A menos de um mês de um julgamento decisivo no Supremo Tribunal Federal (STF), prefeitos de municípios produtores de petróleo do Rio de Janeiro intensificaram a articulação para garantir a manutenção dos royalties. Nesta terça-feira (7), um estudo técnico foi entregue ao Governo do Estado apontando possíveis impactos caso haja mudança na distribuição desses recursos.
A reunião aconteceu no Rio de Janeiro e reuniu autoridades estaduais e municipais, incluindo o governador em exercício, Ricardo Couto de Castro, e o procurador-geral do Estado, Renan Saad. A mobilização foi liderada pelo prefeito de Campos e presidente da Ompetro, Frederico Paes.

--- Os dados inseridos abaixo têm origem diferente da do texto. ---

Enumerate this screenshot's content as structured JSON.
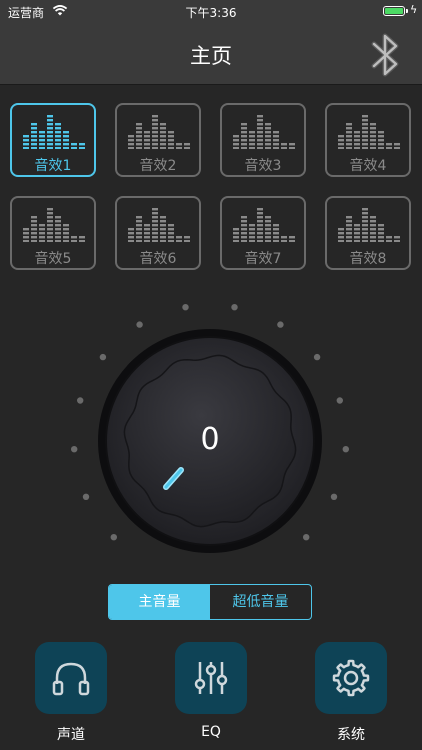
{
  "status_bar": {
    "carrier": "运营商",
    "time": "下午3:36",
    "battery_level": 1.0
  },
  "header": {
    "title": "主页",
    "bluetooth_icon": "bluetooth-icon"
  },
  "effects": {
    "selected_index": 0,
    "items": [
      {
        "label": "音效1"
      },
      {
        "label": "音效2"
      },
      {
        "label": "音效3"
      },
      {
        "label": "音效4"
      },
      {
        "label": "音效5"
      },
      {
        "label": "音效6"
      },
      {
        "label": "音效7"
      },
      {
        "label": "音效8"
      }
    ]
  },
  "knob": {
    "value": "0",
    "dot_count": 14
  },
  "volume_toggle": {
    "main_label": "主音量",
    "sub_label": "超低音量",
    "selected": "main"
  },
  "bottom_bar": {
    "items": [
      {
        "label": "声道",
        "icon": "headphones-icon"
      },
      {
        "label": "EQ",
        "icon": "equalizer-icon"
      },
      {
        "label": "系统",
        "icon": "gear-icon"
      }
    ]
  },
  "colors": {
    "accent": "#4ec6ea",
    "background": "#262626",
    "header": "#3a3a3a",
    "tab_icon_bg": "#0e4356"
  }
}
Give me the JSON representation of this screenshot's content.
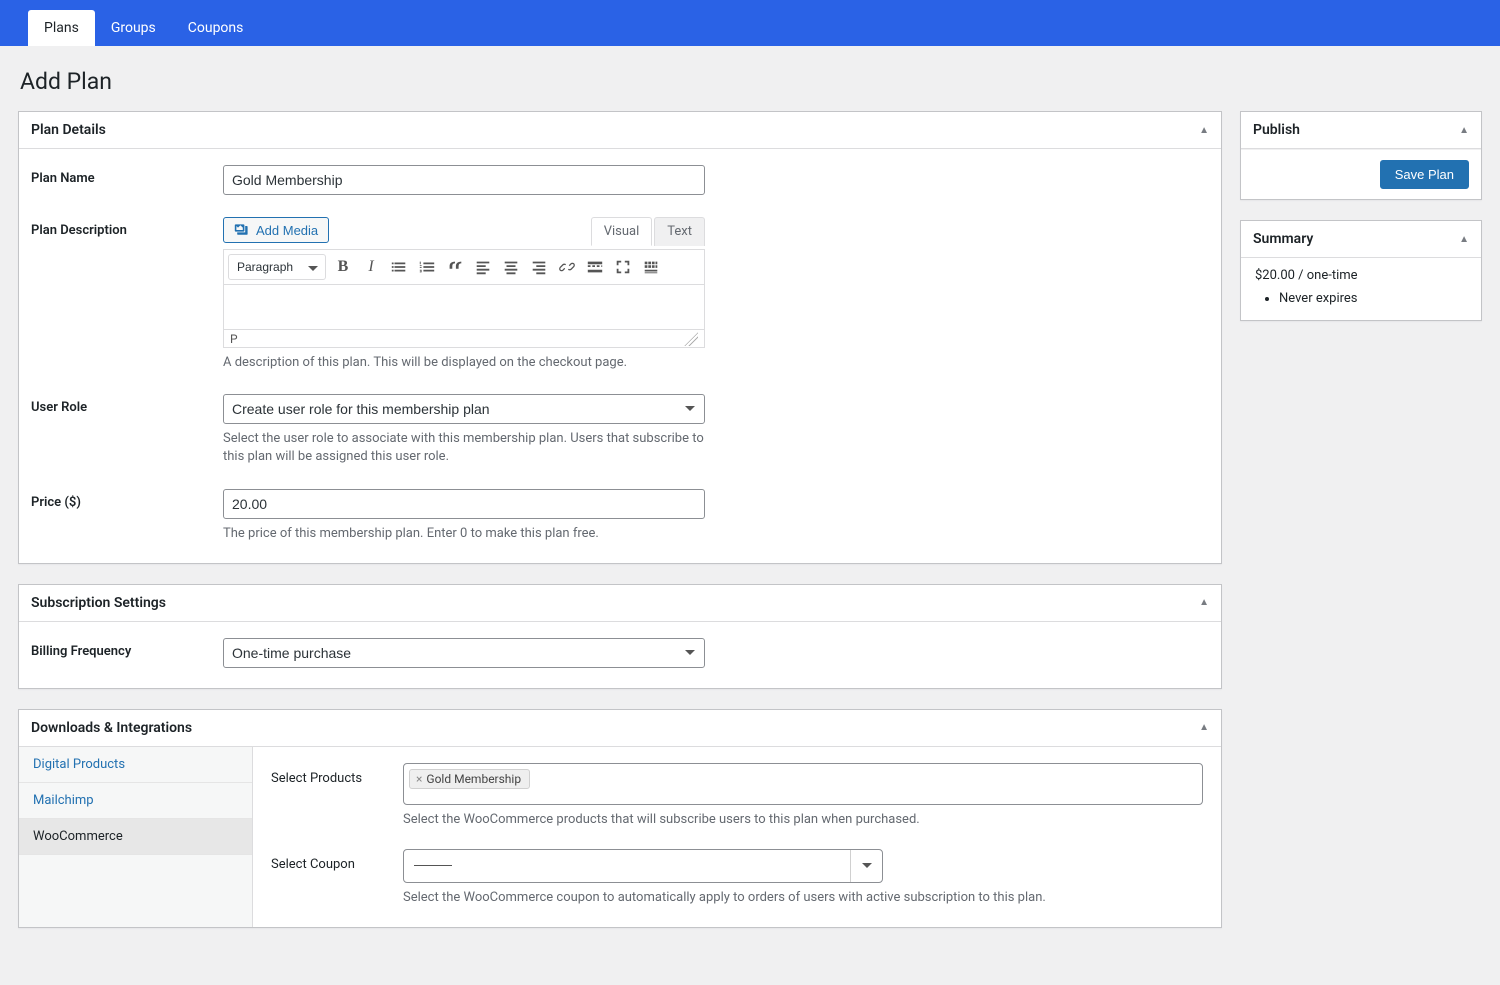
{
  "topTabs": {
    "plans": "Plans",
    "groups": "Groups",
    "coupons": "Coupons"
  },
  "pageTitle": "Add Plan",
  "planDetails": {
    "header": "Plan Details",
    "planNameLabel": "Plan Name",
    "planNameValue": "Gold Membership",
    "planDescLabel": "Plan Description",
    "addMediaLabel": "Add Media",
    "editorVisual": "Visual",
    "editorText": "Text",
    "blockFormat": "Paragraph",
    "pathIndicator": "P",
    "planDescHelp": "A description of this plan. This will be displayed on the checkout page.",
    "userRoleLabel": "User Role",
    "userRoleValue": "Create user role for this membership plan",
    "userRoleHelp": "Select the user role to associate with this membership plan. Users that subscribe to this plan will be assigned this user role.",
    "priceLabel": "Price ($)",
    "priceValue": "20.00",
    "priceHelp": "The price of this membership plan. Enter 0 to make this plan free."
  },
  "subscription": {
    "header": "Subscription Settings",
    "billingLabel": "Billing Frequency",
    "billingValue": "One-time purchase"
  },
  "integrations": {
    "header": "Downloads & Integrations",
    "tabs": {
      "digital": "Digital Products",
      "mailchimp": "Mailchimp",
      "woo": "WooCommerce"
    },
    "productsLabel": "Select Products",
    "productTag": "Gold Membership",
    "productsHelp": "Select the WooCommerce products that will subscribe users to this plan when purchased.",
    "couponLabel": "Select Coupon",
    "couponHelp": "Select the WooCommerce coupon to automatically apply to orders of users with active subscription to this plan."
  },
  "publish": {
    "header": "Publish",
    "saveLabel": "Save Plan"
  },
  "summary": {
    "header": "Summary",
    "priceLine": "$20.00 / one-time",
    "expiry": "Never expires"
  }
}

O documento apresentado analisa os efeitos da Lei 12.734/2012, que trata da redistribuição dos royalties do petróleo entre todos os municípios do país. Segundo o estudo, a medida pode reduzir significativamente a arrecadação das cidades produtoras, afetando diretamente investimentos e serviços essenciais.
Os prefeitos destacam que os royalties são fundamentais para manter áreas como saúde, educação e infraestrutura. Eles reforçam que esses recursos funcionam como compensação pelos impactos da atividade petrolífera nas regiões produtoras.
A iniciativa faz parte da estratégia conjunta de defesa na ADI 4917, que será julgada pelo STF no dia 6 de maio. A decisão é considerada crucial para o futuro financeiro do estado e dos municípios envolvidos.
Participaram da reunião os prefeitos Frederico Paes (Campos dos Goytacazes), Cláudio Ferrete (Angra dos Reis), Daniela Abreu (Araruama), Alexandre de Oliveira (Armação dos Búzios), Marcelo Magno (Arraial do Cabo), Bernard Tavares (Carapebus), Ramon Gidalte (Casimiro de Abreu), Fábio de Oliveira (Iguaba Grande), Welbert Rezende (Macaé), Yara Cinthia (São Francisco de Itabapoana), Carla Caputi (São João da Barra) e Marcelo Batista (Quissamã).
Durante o encontro, o governo estadual reforçou a importância da união entre estado e municípios na defesa dos royalties. A avaliação é de que uma eventual mudança nas regras pode gerar prejuízos relevantes e afetar diretamente a população.